Walking through downtown’s farmer’s market on a Saturday morning, East of These stands out as a cute, colorful booth with products like brightly-patterned headbands, hair bows, and big scrunchies—but there’s more to the shop than meets the eye. In addition to creating ethically sourced products, owner Taylor Ard, 35, has used her experience as a domestic violence survivor to create flexible job opportunities for female survivors of domestic abuse, emotional abuse and homelessness.
When East of These began, that team included just two people: owner Taylor Ard and her friend, Jessica. As Taylor recalls, the shop began very organically. Jessica had recently bought a large amount of fabric, and she asked Taylor to teach her how to sew. It didn’t go so well.
“Within five minutes of teaching her how to thread the machine she was like, ‘I’m not going to be able to do this,’” Taylor recalls, laughing. “So we just came up with a plan for her to get her money back and started making some simple things for our community.”
From there, the turban-style headbands Taylor made gained more and more popularity and the business just kept growing. Though Jessica moved to Tennessee, Taylor kept up the work and officially launched East of These in 2020.
East of These has grown and evolved into what Taylor calls “a local brand [that] specializes in small handmade textile clothes.” In addition to hair accessories and baby products, the shop creates custom branded, handmade items for businesses. The success has led Taylor to rent a space for the shop in Catapult, an entrepreneurial marketplace in downtown Lakeland, as well as have a consistent presence in Lakeland’s many markets.
Creating and selling accessories began as a way for Taylor to help her friend and bring joy to the community; but she ended up helping herself in the process. When Taylor started the business she was recovering from an abusive relationship, and she found healing in the work.
“It helped in getting back on my feet and combating verbal abuse that I’ve [experienced] over the years,” she says. “It’s very therapeutic [to] take something that has very little form and create something out of it that someone values.”
Taylor chose to share that gift of healing with others by hiring female survivors of domestic violence, emotional abuse, neglect and homelessness. The business name is a nod to the phrase “the least of these” from the Bible, which refers to anyone who is marginalized, impoverished or in need.
“When I was at my lowest, it was very difficult because I have always prided myself on being self-sufficient, and I wasn’t anymore,” Taylor admits. “Experiencing people helping me and having very little choice in that was very humbling. It definitely set me up for wanting to help others.”
Taylor’s help doesn’t end at employing survivors—she also creates a flexible work environment that supports their recovery. For example, one employee is a graduate from Gospel Inc., a Lakeland nonprofit that provides work opportunities and homes to those who have previously experienced homelessness. The employee is now self-sufficient in part because of her flexible full-time job at East of These.
“It’s very therapeutic [to] take something that has very little form and create something out of it that someone values.”
“[Another] one of our ladies is recovering, and she’s a single mom of three,” Taylor says. “We’ll watch her kids. It really is like a family here—it’s not just them working for me, it’s like, how can we holistically help [each other]?”

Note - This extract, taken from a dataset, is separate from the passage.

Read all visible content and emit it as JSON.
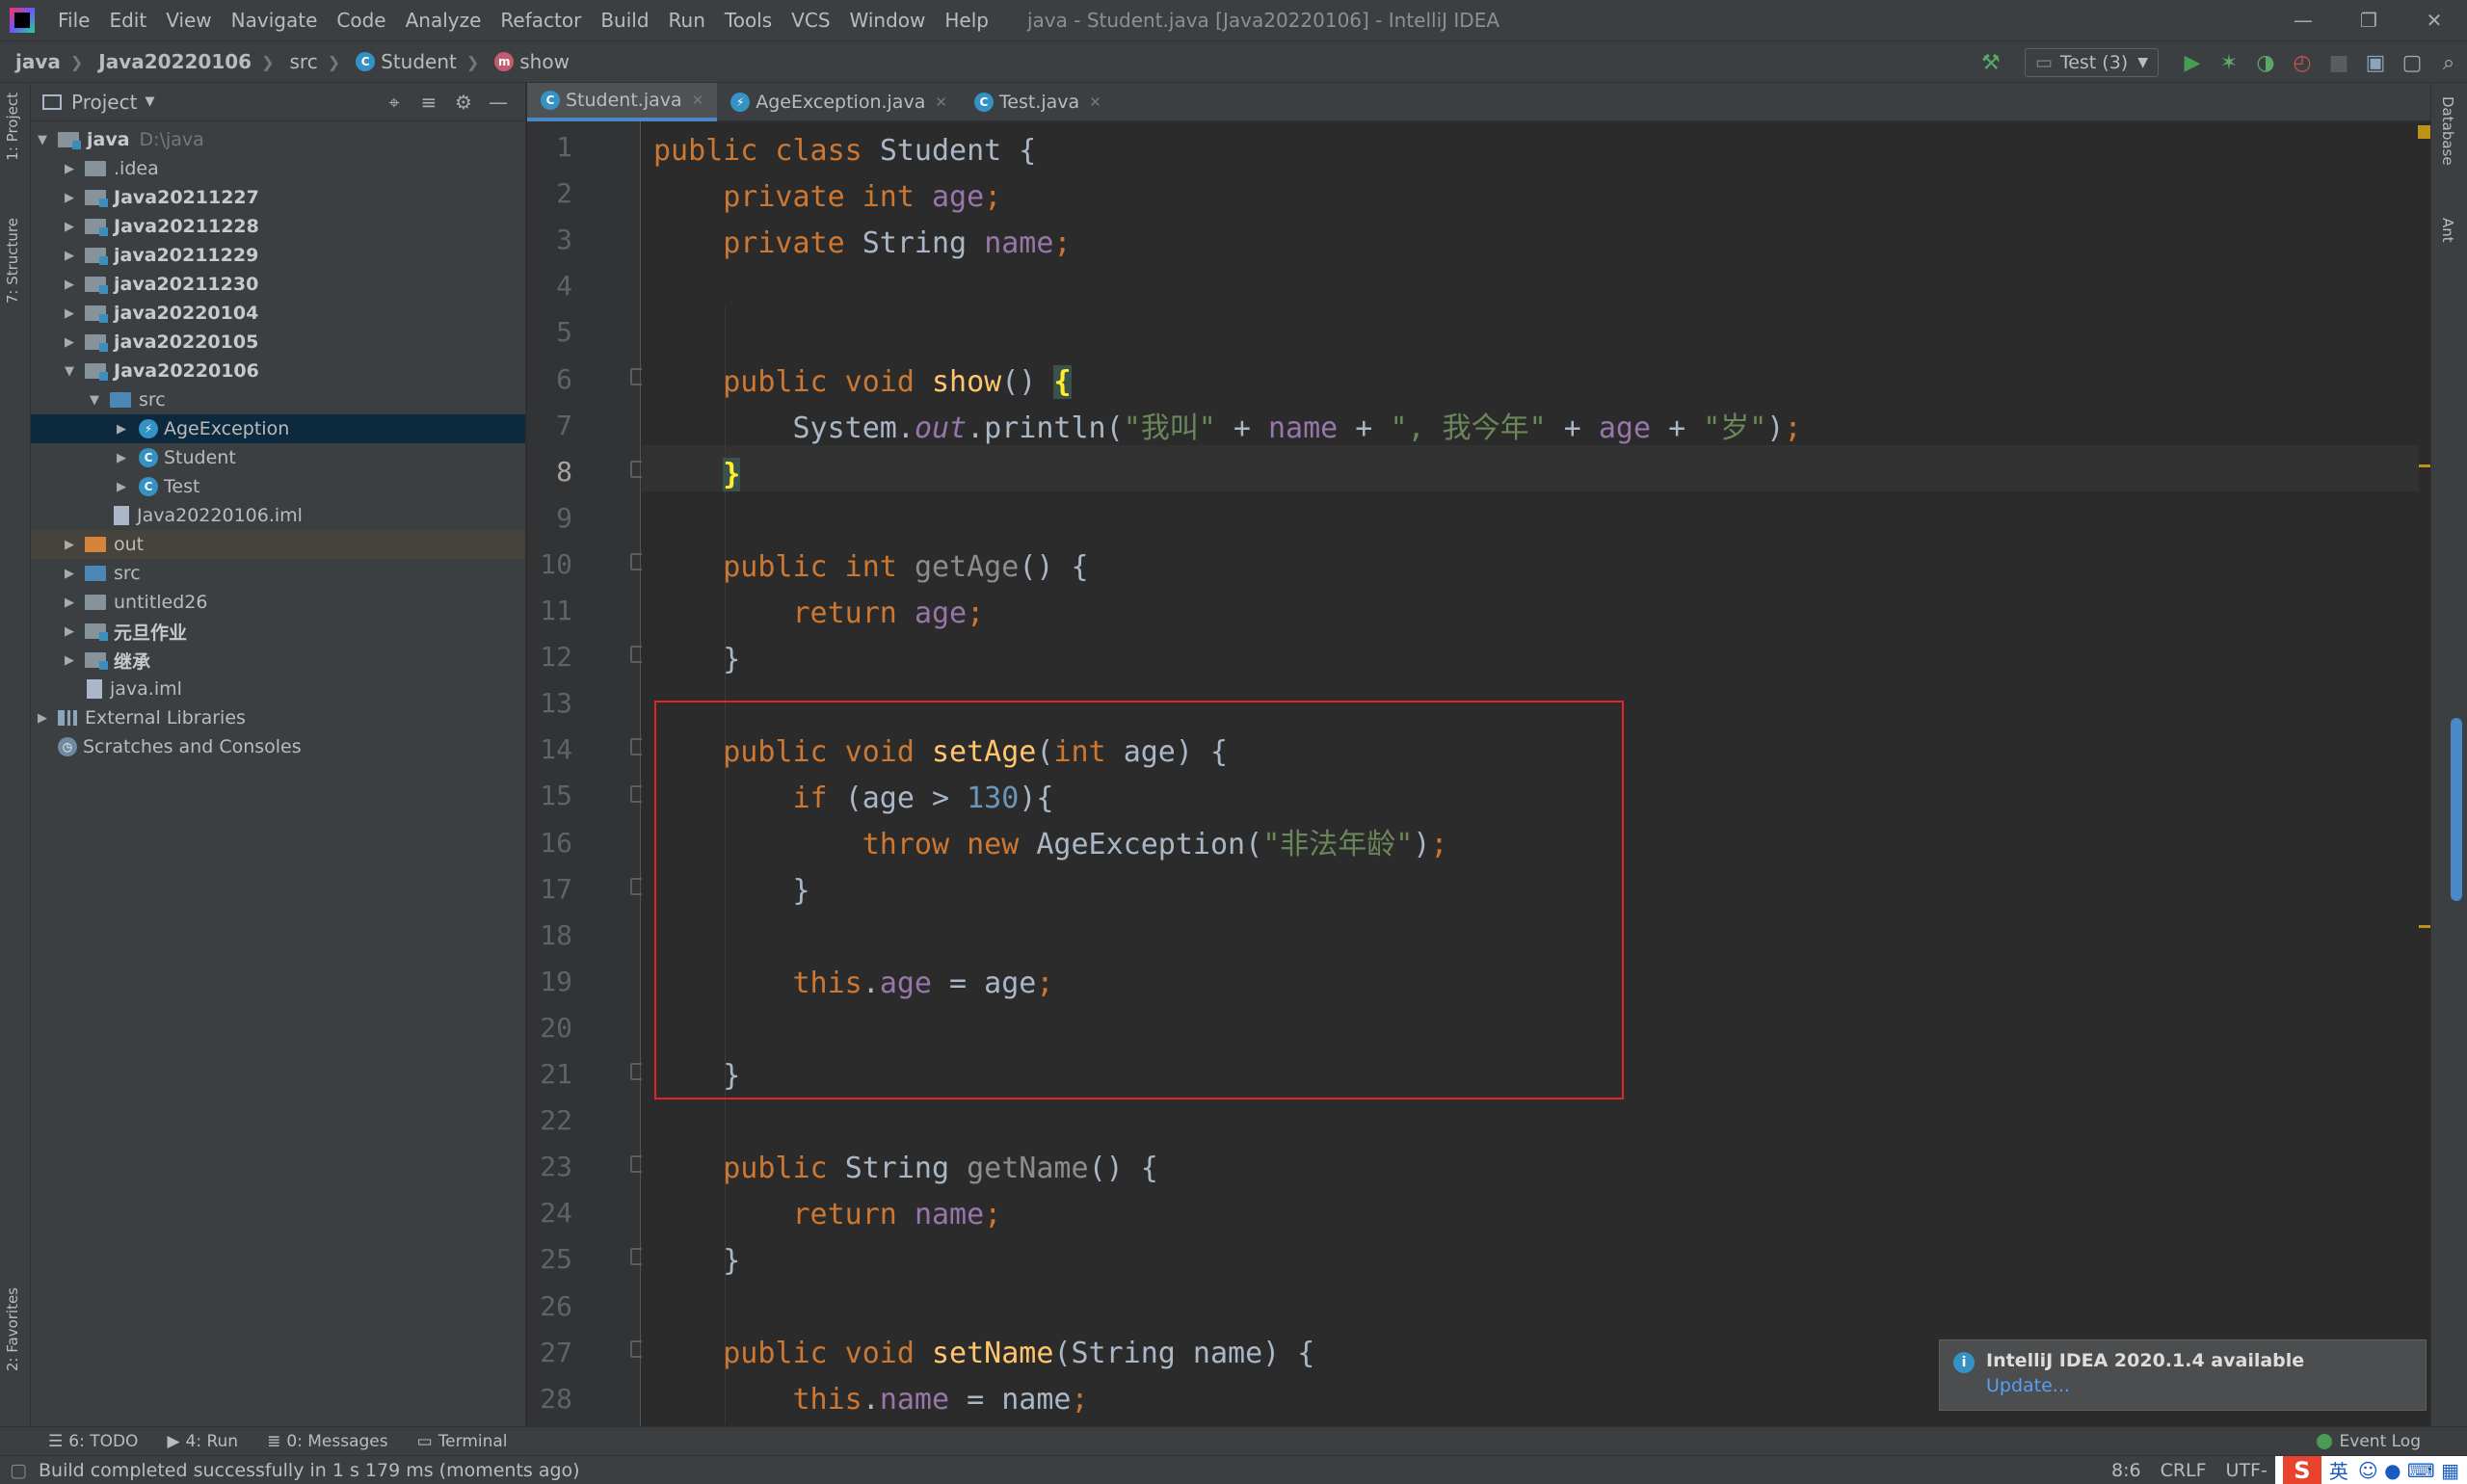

East of These is also environmentally conscious. Products sold at East of These are handmade, ethically-sourced, and locally produced. For example, the majority of their products are printed in North Carolina.

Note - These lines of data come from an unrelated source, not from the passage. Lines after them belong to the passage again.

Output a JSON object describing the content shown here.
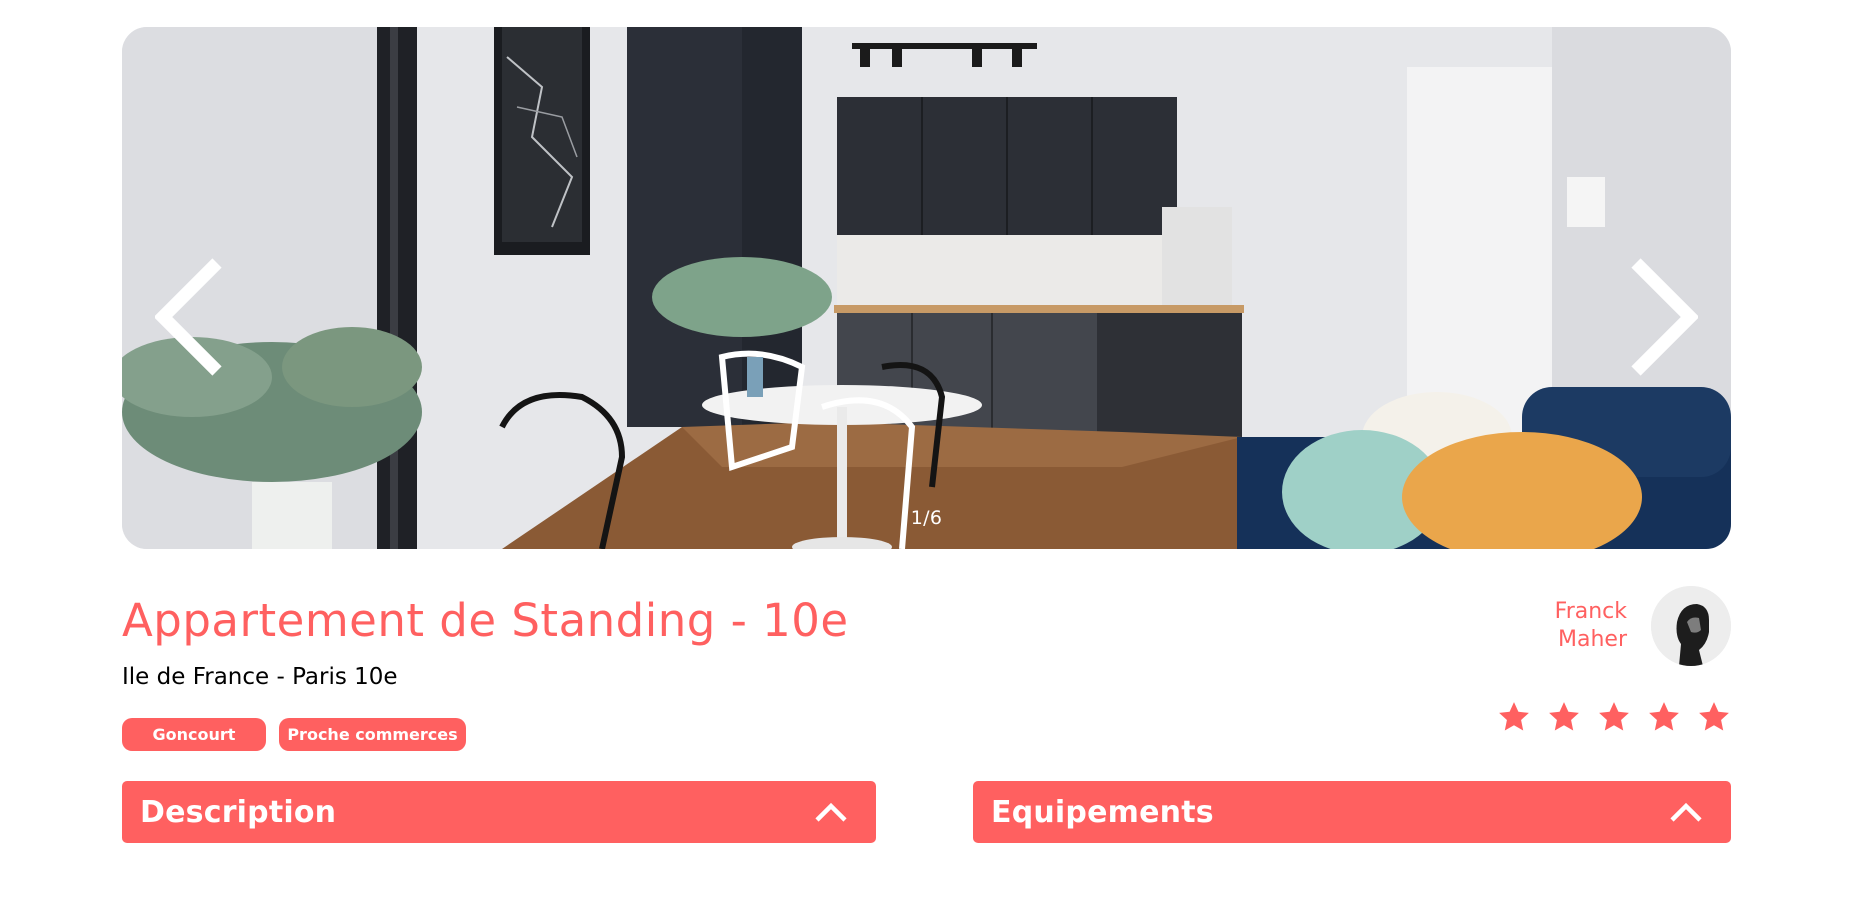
{
  "carousel": {
    "counter": "1/6",
    "prev_icon": "chevron-left-icon",
    "next_icon": "chevron-right-icon"
  },
  "listing": {
    "title": "Appartement de Standing - 10e",
    "location": "Ile de France - Paris 10e",
    "tags": [
      "Goncourt",
      "Proche commerces"
    ]
  },
  "host": {
    "first_name": "Franck",
    "last_name": "Maher"
  },
  "rating": {
    "value": 5,
    "max": 5
  },
  "sections": {
    "description": "Description",
    "equipments": "Equipements"
  },
  "colors": {
    "accent": "#FF6060",
    "star_active": "#FF6060",
    "text": "#000000",
    "counter_text": "#FFFFFF"
  }
}
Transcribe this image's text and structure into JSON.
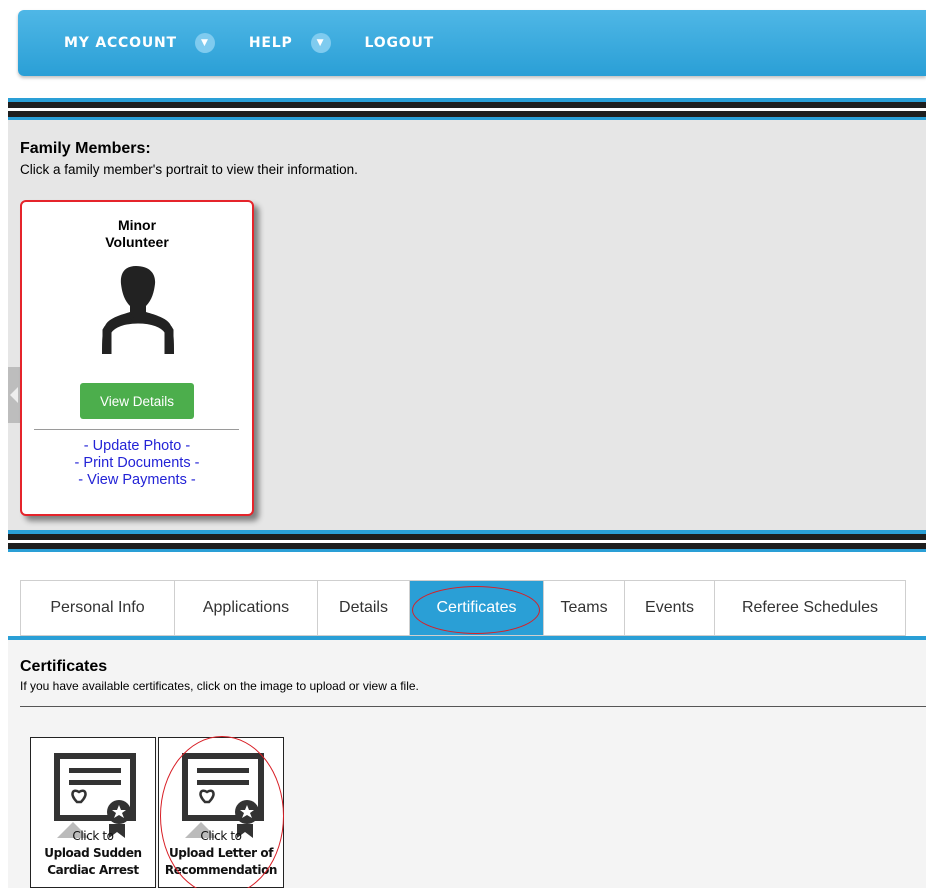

“It’s sustainable and we only print exactly what we need,” Taylor says about the process. “As far as our waste, we make products out of our scraps [and] try to repurpose them. Everything is paid for with fair wages.”

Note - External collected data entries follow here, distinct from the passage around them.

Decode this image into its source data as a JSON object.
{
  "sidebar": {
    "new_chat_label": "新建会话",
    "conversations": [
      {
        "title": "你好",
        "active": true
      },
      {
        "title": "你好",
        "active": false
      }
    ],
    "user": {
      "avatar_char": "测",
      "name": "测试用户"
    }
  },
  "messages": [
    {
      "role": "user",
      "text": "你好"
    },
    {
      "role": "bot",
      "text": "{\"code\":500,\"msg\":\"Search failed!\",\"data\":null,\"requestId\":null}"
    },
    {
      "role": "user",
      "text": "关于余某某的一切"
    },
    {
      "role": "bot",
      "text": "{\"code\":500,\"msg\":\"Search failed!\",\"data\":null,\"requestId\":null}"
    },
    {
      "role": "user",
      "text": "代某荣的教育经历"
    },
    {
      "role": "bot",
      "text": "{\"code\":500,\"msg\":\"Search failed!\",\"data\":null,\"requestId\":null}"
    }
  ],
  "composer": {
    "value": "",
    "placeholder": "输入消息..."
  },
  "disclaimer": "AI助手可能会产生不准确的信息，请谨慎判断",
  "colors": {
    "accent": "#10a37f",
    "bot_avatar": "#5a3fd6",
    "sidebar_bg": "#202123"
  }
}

Additionally, the unique prints featured on popular items like headbands and oversized scrunchies are frequently crafted by local artists and designers. East of These has worked with many artists in the community, such as Gillian Fazio, Bump Galletta, Rebekah Firmin, Gaby Escalera and Tate Krupa; but Taylor hires independent artists from all around the country. Since she has lived “all over the place,” artists and artisans are easy to find – and social media helps fill in the blanks.
“I just reach out to different people,” she explains. “[For example], there’s a girl who’s viral on Instagram who sells handlettered stuff on her Etsy shop, so we engraved her hand lettering on velvet scrunchies.”
Clearly, Taylor has a lot to be proud of. But in her opinion, the biggest success yet has been employing a team of incredible women.
“Outside of that, working with amazing businesses like Bonnet Springs and Born & Bread has been great,” she adds. “[And] we’re going to be opening our little shop in the location where The Poor Porker used to be.”
Taylor is also very thankful for the store’s farmers market presence, which has doubled in size and sales for the company in the past year.
“We have an amazing community that comes out every week and shops with us, so we’re really grateful for those relationships.”
“As far as our waste, we make products out of our scraps [and] try to repurpose them. Everything is paid for with fair wages.”
“We’re trying to grow our brand into clothing and home,” she says. “Something that has a really strong brand identity, but offers more.”
East of These is so much more than a business. Just like its team of incredible women, the store carries a story with it—a story of healing, and a story of the ripple effect of kindness. Not only Taylor’s kindness in crafting a healing environment for her employees, but the love and dedication those employees put into crafting products that bring so much joy to others. East of These products are paying kindness forward.